Quantitative comparison of the aberrant Sγ3 footprints observed in p50^+/– and p50^–/– resting splenic B cells. A, Densitometry traces of the LMPCR results (shown in Fig. 4B) for the coding strand of in vivo-methylated DNA from unstimulated p50^+/– and p50^–/– splenic B cells. The coding strand sequence is shown, and the positions of residues which are strongly protected (●) or hypermethylated (*) in the p50^–/– resting B cells in vivo are indicated. The Ikaros recognition sequences are underlined. B, Histogram comparing the coding strand signal intensities of in vivo methylated DNA from unstimulated p50^–/– and p50^–/– splenic B cells. Quantitation was performed using ImageQuant software, and the relative intensity for each residue was expressed as the ratio of the p50^–/– signal divided by the p50^+/– signal. C, Densitometry traces of the LMPCR results (shown in Fig. 4C) for the noncoding strand of in vivo methylated DNA from unstimulated p50^+/– and p50^–/– splenic B cells. The noncoding strand sequence is shown, and the positions of residues that are strongly protected (●) or hyper-methylated (*) in the p50^–/– resting B cells in vivo are indicated. Sequences related to the Ikaros core recognition motif are underlined.

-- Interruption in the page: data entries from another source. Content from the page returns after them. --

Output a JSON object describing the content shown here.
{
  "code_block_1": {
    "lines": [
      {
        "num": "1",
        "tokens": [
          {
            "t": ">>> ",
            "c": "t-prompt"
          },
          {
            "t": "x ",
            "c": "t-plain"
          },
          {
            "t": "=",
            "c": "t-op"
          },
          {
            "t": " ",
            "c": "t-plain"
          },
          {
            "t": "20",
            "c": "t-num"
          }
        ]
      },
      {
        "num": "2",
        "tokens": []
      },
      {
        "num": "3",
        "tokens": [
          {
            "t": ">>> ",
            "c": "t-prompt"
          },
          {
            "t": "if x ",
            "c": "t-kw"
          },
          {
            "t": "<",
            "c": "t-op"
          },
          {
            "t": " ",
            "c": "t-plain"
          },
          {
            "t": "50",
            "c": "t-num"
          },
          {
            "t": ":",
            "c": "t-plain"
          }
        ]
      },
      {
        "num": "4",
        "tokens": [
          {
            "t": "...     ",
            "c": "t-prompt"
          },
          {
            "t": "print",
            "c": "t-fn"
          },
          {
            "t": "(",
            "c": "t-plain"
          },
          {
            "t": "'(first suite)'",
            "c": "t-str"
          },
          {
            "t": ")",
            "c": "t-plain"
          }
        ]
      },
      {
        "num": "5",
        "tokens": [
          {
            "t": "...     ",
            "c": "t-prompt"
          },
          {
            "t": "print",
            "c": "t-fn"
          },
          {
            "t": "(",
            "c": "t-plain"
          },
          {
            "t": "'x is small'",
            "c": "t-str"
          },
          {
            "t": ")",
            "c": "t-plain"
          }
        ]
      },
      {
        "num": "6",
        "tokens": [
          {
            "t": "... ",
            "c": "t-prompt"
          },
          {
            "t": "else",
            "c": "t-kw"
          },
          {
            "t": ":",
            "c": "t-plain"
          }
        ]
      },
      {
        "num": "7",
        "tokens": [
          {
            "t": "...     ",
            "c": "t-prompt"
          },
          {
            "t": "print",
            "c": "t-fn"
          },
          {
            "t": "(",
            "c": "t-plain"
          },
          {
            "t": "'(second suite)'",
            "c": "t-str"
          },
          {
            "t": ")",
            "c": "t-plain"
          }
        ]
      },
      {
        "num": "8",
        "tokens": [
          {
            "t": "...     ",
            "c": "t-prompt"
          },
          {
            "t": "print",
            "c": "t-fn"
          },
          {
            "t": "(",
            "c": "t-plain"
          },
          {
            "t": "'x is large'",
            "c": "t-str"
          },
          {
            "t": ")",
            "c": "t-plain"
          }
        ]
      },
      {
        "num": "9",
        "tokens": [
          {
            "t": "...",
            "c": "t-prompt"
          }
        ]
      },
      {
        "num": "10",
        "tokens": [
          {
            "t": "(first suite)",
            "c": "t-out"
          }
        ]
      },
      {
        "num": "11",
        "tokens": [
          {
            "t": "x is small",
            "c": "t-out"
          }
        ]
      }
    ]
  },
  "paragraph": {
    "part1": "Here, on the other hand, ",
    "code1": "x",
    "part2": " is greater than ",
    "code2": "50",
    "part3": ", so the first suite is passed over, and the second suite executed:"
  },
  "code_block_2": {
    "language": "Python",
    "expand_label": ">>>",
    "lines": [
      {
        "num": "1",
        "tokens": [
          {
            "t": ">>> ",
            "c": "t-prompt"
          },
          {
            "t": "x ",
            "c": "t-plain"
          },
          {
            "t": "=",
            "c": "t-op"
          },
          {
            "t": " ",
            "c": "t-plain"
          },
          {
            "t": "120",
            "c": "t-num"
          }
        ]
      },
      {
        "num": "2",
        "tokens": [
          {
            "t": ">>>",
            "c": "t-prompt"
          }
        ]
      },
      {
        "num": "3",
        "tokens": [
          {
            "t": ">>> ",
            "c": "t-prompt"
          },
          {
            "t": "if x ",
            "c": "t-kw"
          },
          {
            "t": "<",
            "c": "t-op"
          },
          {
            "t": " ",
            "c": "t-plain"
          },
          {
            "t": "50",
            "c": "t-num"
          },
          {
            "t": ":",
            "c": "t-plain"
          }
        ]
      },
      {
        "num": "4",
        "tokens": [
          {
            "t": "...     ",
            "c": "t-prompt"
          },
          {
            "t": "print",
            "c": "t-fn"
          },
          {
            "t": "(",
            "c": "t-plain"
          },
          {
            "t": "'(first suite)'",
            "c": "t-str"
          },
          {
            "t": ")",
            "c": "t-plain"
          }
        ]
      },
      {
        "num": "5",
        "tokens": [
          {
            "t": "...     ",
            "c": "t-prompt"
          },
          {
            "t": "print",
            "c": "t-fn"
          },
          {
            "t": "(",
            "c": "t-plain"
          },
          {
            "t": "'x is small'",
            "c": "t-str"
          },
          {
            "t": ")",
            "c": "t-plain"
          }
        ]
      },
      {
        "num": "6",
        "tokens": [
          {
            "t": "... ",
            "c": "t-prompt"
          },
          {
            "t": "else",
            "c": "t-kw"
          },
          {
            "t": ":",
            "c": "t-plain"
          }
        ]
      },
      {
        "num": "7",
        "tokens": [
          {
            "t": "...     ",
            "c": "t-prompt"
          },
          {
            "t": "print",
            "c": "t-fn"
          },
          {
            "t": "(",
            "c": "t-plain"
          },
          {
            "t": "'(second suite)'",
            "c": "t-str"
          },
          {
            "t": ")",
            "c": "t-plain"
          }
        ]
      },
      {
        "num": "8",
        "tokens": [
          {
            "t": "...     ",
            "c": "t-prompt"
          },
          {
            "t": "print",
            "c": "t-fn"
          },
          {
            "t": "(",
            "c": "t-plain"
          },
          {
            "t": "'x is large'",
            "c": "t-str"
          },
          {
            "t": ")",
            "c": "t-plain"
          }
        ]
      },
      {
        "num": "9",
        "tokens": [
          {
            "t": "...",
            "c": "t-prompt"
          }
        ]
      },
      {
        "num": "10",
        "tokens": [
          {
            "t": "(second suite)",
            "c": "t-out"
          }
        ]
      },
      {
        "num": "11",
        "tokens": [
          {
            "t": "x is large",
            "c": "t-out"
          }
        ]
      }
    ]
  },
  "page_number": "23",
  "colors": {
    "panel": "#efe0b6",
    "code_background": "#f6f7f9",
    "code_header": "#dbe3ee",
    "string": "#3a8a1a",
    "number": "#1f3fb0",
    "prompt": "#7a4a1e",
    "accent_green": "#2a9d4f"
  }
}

D, Histogram comparing the noncoding strand signal intensities of in vivo-methylated DNA from un-stimulated p50^+/– and p50^–/– splenic B cells. Quantitation was performed using ImageQuant software, and the relative intensity for each residue was expressed as the ratio of the p50^–/– signal divided by the p50^+/– signal.